David Sharpe of XeoDev is a mentor for I-Corps at UCF.



Several times a year, UCF offers the I-Corps programs in what they call cohorts. This program is hosted by the National Science Foundation (NSF) as a tool to learn how to transition from academica to industry. It is based on the work on The Lean Startup by Steve Bank and taught in a college setting with a twist. Because it is sponsored by the NSF, each team gets a budget of a couple thousand dollars to help them attend tradeshows and meet with industry players in person.

Is it easy to go from acdemia to industry? Its a challenge. The core objective of I-Corps at UCF is to determine if your original business idea resonates with your target customers. This is tracked in a business model canvas. Which is similar to a business plan that fits on one page instead of 98 pages. First the value proposition is populated with several hypotheses of how customers will benefit from the business. These aren't features, but focued on finding customer pain and solving that pain. To vet each hypothesis requires many customer interviews. Each week, each team is expected to perform 10 face to face interviews either in person or over Zoom. These interviews are not sales calls trying to pitch features and extract cash. No, these are real interviews searching for what keeps the customer up at night and how can you solve that. The interviews are gamified and the teams compete for the most interviews each week.

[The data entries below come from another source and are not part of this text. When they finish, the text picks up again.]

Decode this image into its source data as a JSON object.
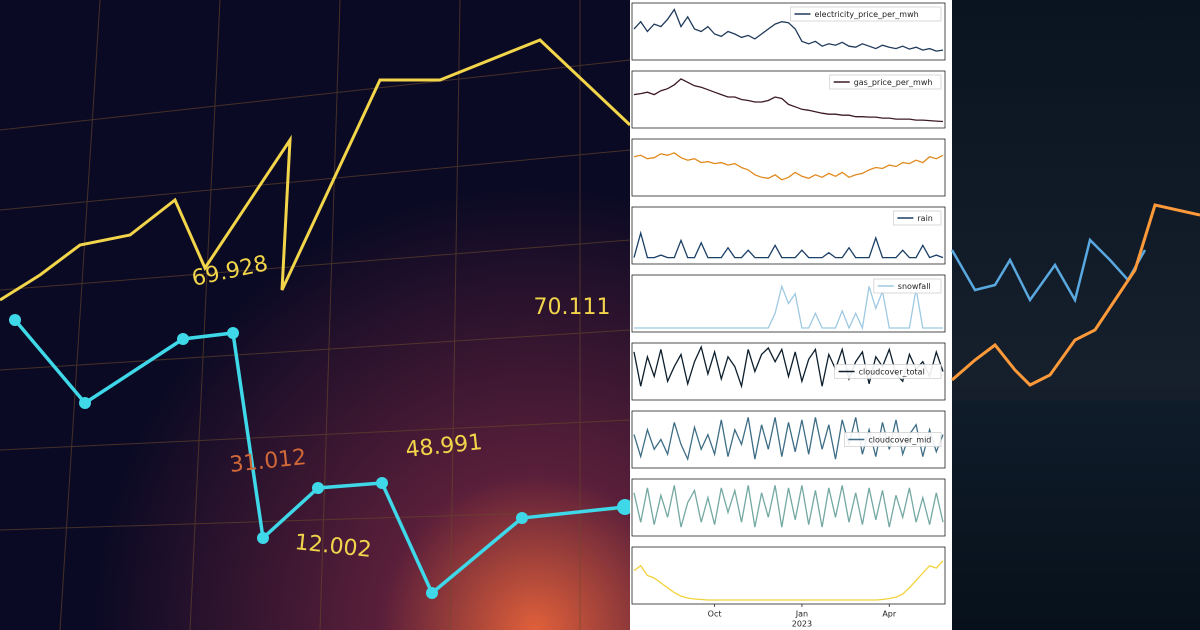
{
  "left_image": {
    "labels": [
      "69.928",
      "70.111",
      "48.991",
      "31.012",
      "12.002"
    ]
  },
  "chart_data": {
    "type": "line",
    "categories": [
      null,
      null,
      null,
      null,
      null,
      null,
      null,
      null,
      null,
      null,
      null,
      null,
      "Oct",
      null,
      null,
      null,
      null,
      null,
      null,
      null,
      null,
      null,
      null,
      null,
      null,
      "Jan",
      null,
      null,
      null,
      null,
      null,
      null,
      null,
      null,
      null,
      null,
      null,
      null,
      "Apr",
      null,
      null,
      null,
      null,
      null,
      null,
      null,
      null
    ],
    "x_sublabel": "2023",
    "ylim": [
      0,
      100
    ],
    "series": [
      {
        "name": "electricity_price_per_mwh",
        "color": "#1f3a5a",
        "legend": "upper right",
        "values": [
          55,
          70,
          50,
          65,
          60,
          75,
          95,
          60,
          80,
          55,
          50,
          60,
          45,
          40,
          50,
          45,
          38,
          42,
          35,
          45,
          55,
          65,
          70,
          68,
          55,
          30,
          25,
          30,
          20,
          25,
          22,
          28,
          20,
          18,
          25,
          20,
          15,
          22,
          18,
          15,
          20,
          14,
          18,
          12,
          15,
          10,
          12
        ]
      },
      {
        "name": "gas_price_per_mwh",
        "color": "#3d1a25",
        "legend": "upper right",
        "values": [
          60,
          62,
          65,
          60,
          68,
          72,
          80,
          92,
          85,
          78,
          75,
          70,
          65,
          60,
          55,
          55,
          50,
          48,
          45,
          45,
          48,
          55,
          52,
          40,
          35,
          30,
          28,
          25,
          22,
          20,
          20,
          18,
          18,
          15,
          15,
          14,
          14,
          12,
          12,
          10,
          10,
          10,
          8,
          8,
          7,
          6,
          5
        ]
      },
      {
        "color": "#e08a1e",
        "values": [
          72,
          75,
          68,
          70,
          78,
          75,
          80,
          70,
          65,
          68,
          60,
          62,
          58,
          60,
          55,
          58,
          50,
          45,
          35,
          30,
          28,
          35,
          25,
          30,
          40,
          32,
          28,
          35,
          30,
          38,
          32,
          40,
          30,
          35,
          38,
          45,
          50,
          48,
          55,
          52,
          60,
          58,
          65,
          60,
          72,
          68,
          75
        ]
      },
      {
        "name": "rain",
        "color": "#1c3f66",
        "legend": "upper right",
        "values": [
          5,
          55,
          5,
          5,
          10,
          5,
          5,
          40,
          5,
          5,
          35,
          5,
          5,
          5,
          25,
          5,
          5,
          20,
          5,
          5,
          5,
          30,
          5,
          5,
          5,
          20,
          5,
          5,
          5,
          15,
          5,
          5,
          25,
          5,
          5,
          5,
          45,
          5,
          5,
          5,
          20,
          5,
          5,
          30,
          5,
          10,
          5
        ]
      },
      {
        "name": "snowfall",
        "color": "#9ec9e2",
        "legend": "upper right",
        "values": [
          0,
          0,
          0,
          0,
          0,
          0,
          0,
          0,
          0,
          0,
          0,
          0,
          0,
          0,
          0,
          0,
          0,
          0,
          0,
          0,
          0,
          30,
          85,
          50,
          70,
          0,
          0,
          30,
          0,
          0,
          0,
          35,
          0,
          30,
          0,
          85,
          40,
          75,
          0,
          0,
          0,
          0,
          80,
          0,
          0,
          0,
          0
        ]
      },
      {
        "name": "cloudcover_total",
        "color": "#0d1f2d",
        "legend": "center right",
        "values": [
          90,
          20,
          80,
          40,
          95,
          30,
          60,
          85,
          25,
          70,
          100,
          45,
          90,
          35,
          80,
          60,
          20,
          95,
          50,
          85,
          98,
          70,
          95,
          40,
          90,
          30,
          75,
          95,
          20,
          85,
          55,
          95,
          35,
          70,
          90,
          25,
          80,
          60,
          95,
          45,
          30,
          85,
          55,
          70,
          40,
          90,
          50
        ]
      },
      {
        "name": "cloudcover_mid",
        "color": "#3e6e86",
        "legend": "center right",
        "values": [
          60,
          15,
          70,
          30,
          50,
          20,
          85,
          40,
          10,
          75,
          30,
          60,
          20,
          90,
          15,
          70,
          40,
          95,
          10,
          80,
          30,
          95,
          15,
          85,
          25,
          90,
          20,
          95,
          30,
          80,
          10,
          90,
          40,
          95,
          20,
          70,
          15,
          85,
          30,
          90,
          20,
          60,
          80,
          15,
          70,
          25,
          60
        ]
      },
      {
        "color": "#74a8a2",
        "values": [
          80,
          20,
          90,
          15,
          75,
          30,
          95,
          10,
          60,
          85,
          20,
          70,
          15,
          90,
          40,
          85,
          20,
          95,
          10,
          80,
          30,
          95,
          10,
          90,
          25,
          95,
          15,
          85,
          10,
          90,
          30,
          95,
          20,
          80,
          15,
          90,
          25,
          85,
          10,
          75,
          30,
          90,
          20,
          70,
          15,
          80,
          20
        ]
      },
      {
        "color": "#f2d23a",
        "values": [
          60,
          70,
          50,
          45,
          35,
          25,
          15,
          8,
          4,
          2,
          1,
          0,
          0,
          0,
          0,
          0,
          0,
          0,
          0,
          0,
          0,
          0,
          0,
          0,
          0,
          0,
          0,
          0,
          0,
          0,
          0,
          0,
          0,
          0,
          0,
          0,
          0,
          1,
          3,
          6,
          12,
          25,
          40,
          55,
          70,
          65,
          80
        ]
      }
    ]
  }
}
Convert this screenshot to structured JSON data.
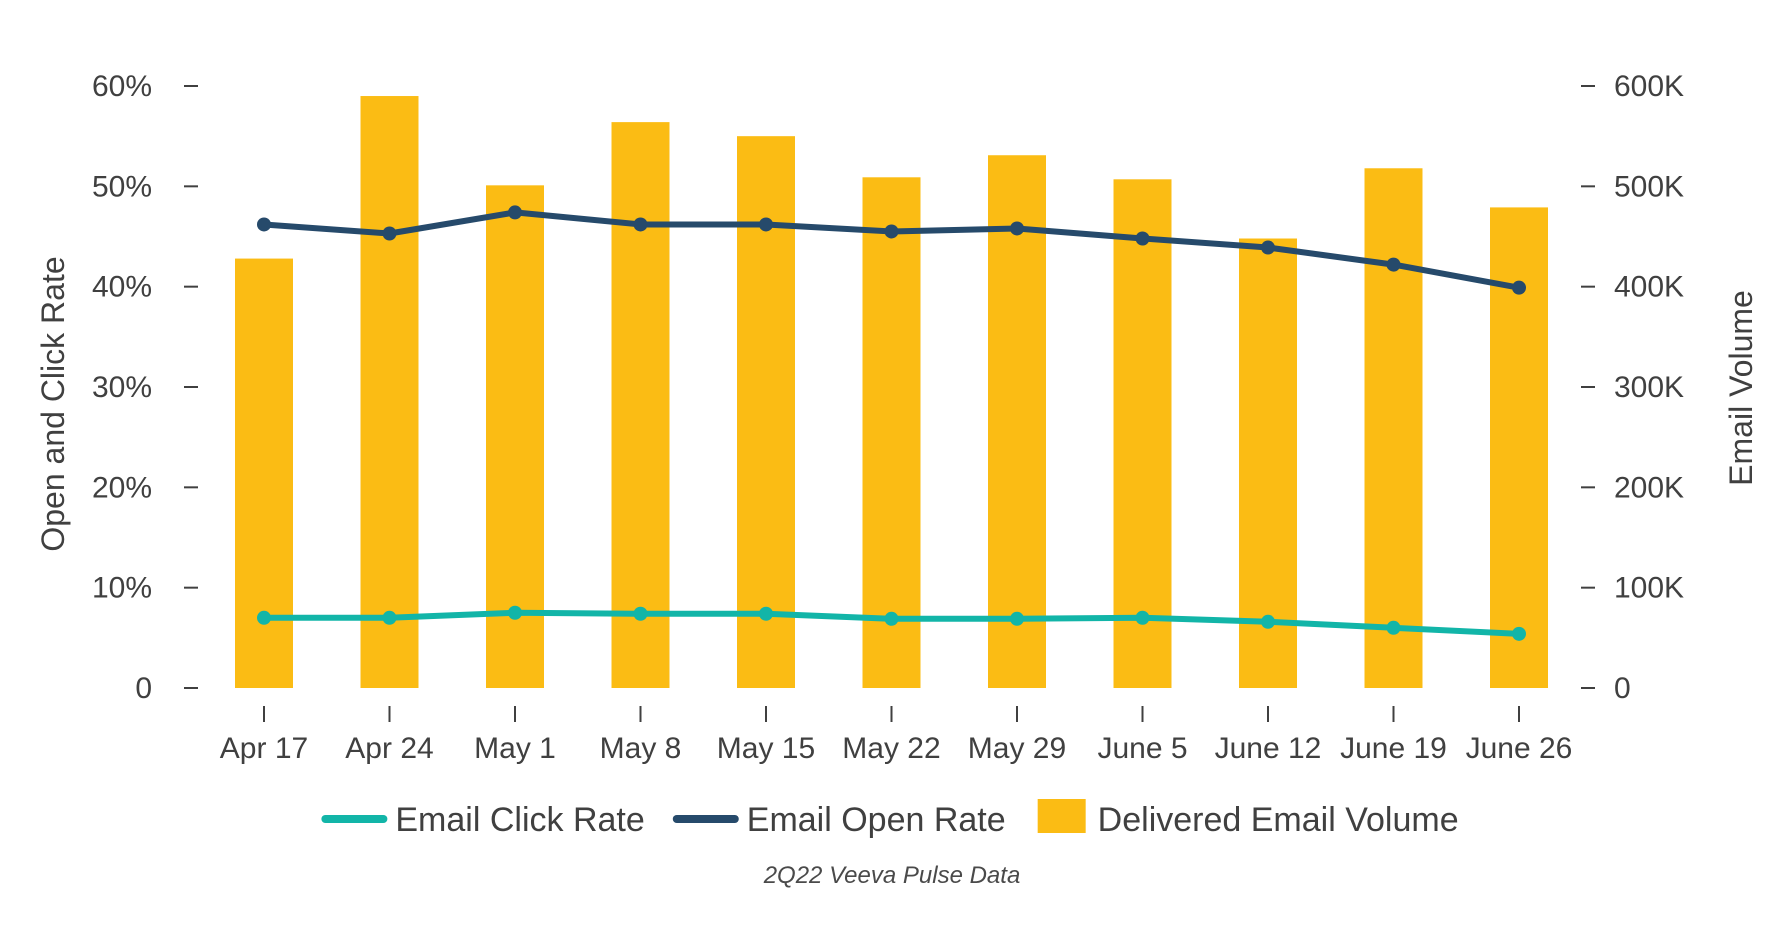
{
  "chart_data": {
    "type": "bar",
    "categories": [
      "Apr 17",
      "Apr 24",
      "May 1",
      "May 8",
      "May 15",
      "May 22",
      "May 29",
      "June 5",
      "June 12",
      "June 19",
      "June 26"
    ],
    "bar_series": {
      "name": "Delivered Email Volume",
      "axis": "right",
      "color": "#FBBC14",
      "values": [
        428000,
        590000,
        501000,
        564000,
        550000,
        509000,
        531000,
        507000,
        448000,
        518000,
        479000
      ]
    },
    "line_series": [
      {
        "name": "Email Click Rate",
        "axis": "left",
        "color": "#12B5A8",
        "values": [
          7.0,
          7.0,
          7.5,
          7.4,
          7.4,
          6.9,
          6.9,
          7.0,
          6.6,
          6.0,
          5.4
        ]
      },
      {
        "name": "Email Open Rate",
        "axis": "left",
        "color": "#264A6B",
        "values": [
          46.2,
          45.3,
          47.4,
          46.2,
          46.2,
          45.5,
          45.8,
          44.8,
          43.9,
          42.2,
          39.9
        ]
      }
    ],
    "left_axis": {
      "title": "Open and Click Rate",
      "min": 0,
      "max": 60,
      "ticks": [
        0,
        10,
        20,
        30,
        40,
        50,
        60
      ],
      "tick_labels": [
        "0",
        "10%",
        "20%",
        "30%",
        "40%",
        "50%",
        "60%"
      ]
    },
    "right_axis": {
      "title": "Email Volume",
      "min": 0,
      "max": 600000,
      "ticks": [
        0,
        100000,
        200000,
        300000,
        400000,
        500000,
        600000
      ],
      "tick_labels": [
        "0",
        "100K",
        "200K",
        "300K",
        "400K",
        "500K",
        "600K"
      ]
    },
    "legend": {
      "position": "bottom",
      "items": [
        {
          "label": "Email Click Rate",
          "kind": "line",
          "color": "#12B5A8"
        },
        {
          "label": "Email Open Rate",
          "kind": "line",
          "color": "#264A6B"
        },
        {
          "label": "Delivered Email Volume",
          "kind": "box",
          "color": "#FBBC14"
        }
      ]
    },
    "source": "2Q22 Veeva Pulse Data",
    "grid": false
  }
}
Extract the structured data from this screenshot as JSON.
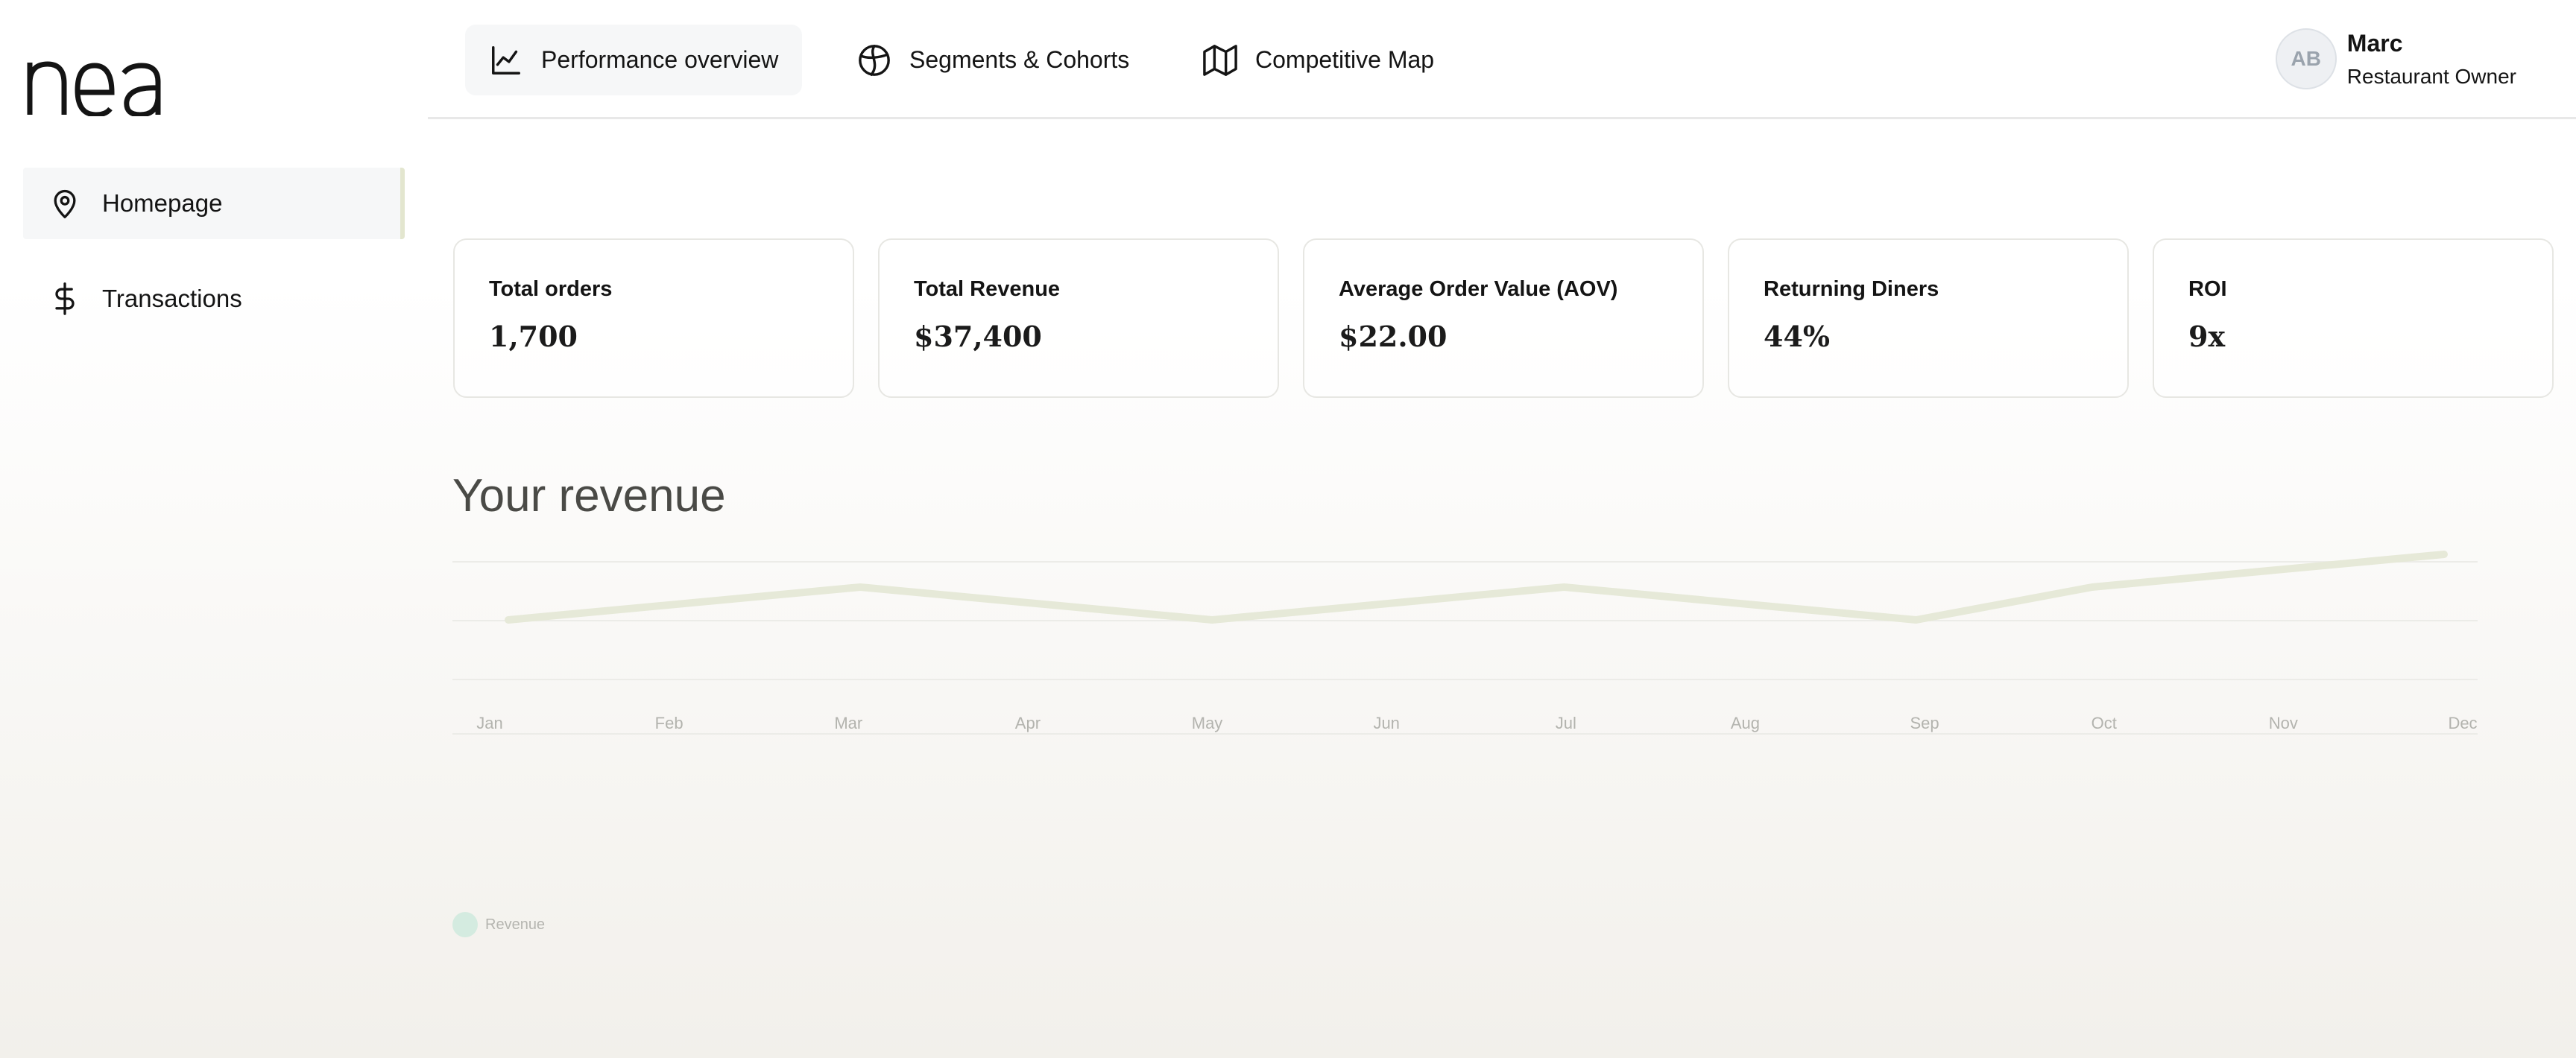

Pivot. The deep goal of these customer interviews is not to get positive feedback on the current feature set of your product. It is to see how you can shift and mold your product to better fit what will solve your customers' pain in the best way possible. That means that your original idea may completely pivot away into something else entirely or may shift significantly as the weeks progress. Last cohort I mentored a young man who wanted to create a spray on tint similar to how RainX works. After a couple of weeks of customer interviews, he pivoted all the way to an organic air freshener instead because many customers were allergic to the standard air fresheners and cared more about not sneezing than if their car was warm in the summer.

What do mentors provide? During I-Corps, mentors coach the business model canvas and open their rolodex to facilitate the customer interviews. After I-Corps, mentors provide business coaching to help the business succeed.

The team at UCF who run I-Corps are phenomenal. They are entrepreneurial professors in a variety of disciplines and a strong administrative staff. The mentors come from all over the state, some from Broward College, some from Miami through Zoom. There is a different mix of mentors each cohort as the projects are all different and need different expertise.

David enjoys mentoring both within the I-Corps program and with XeoDev clients. There is so much to learn and do in a software business that it takes years to learn and pick up tips. Yet the startup ecosystem demands running much faster to be successful.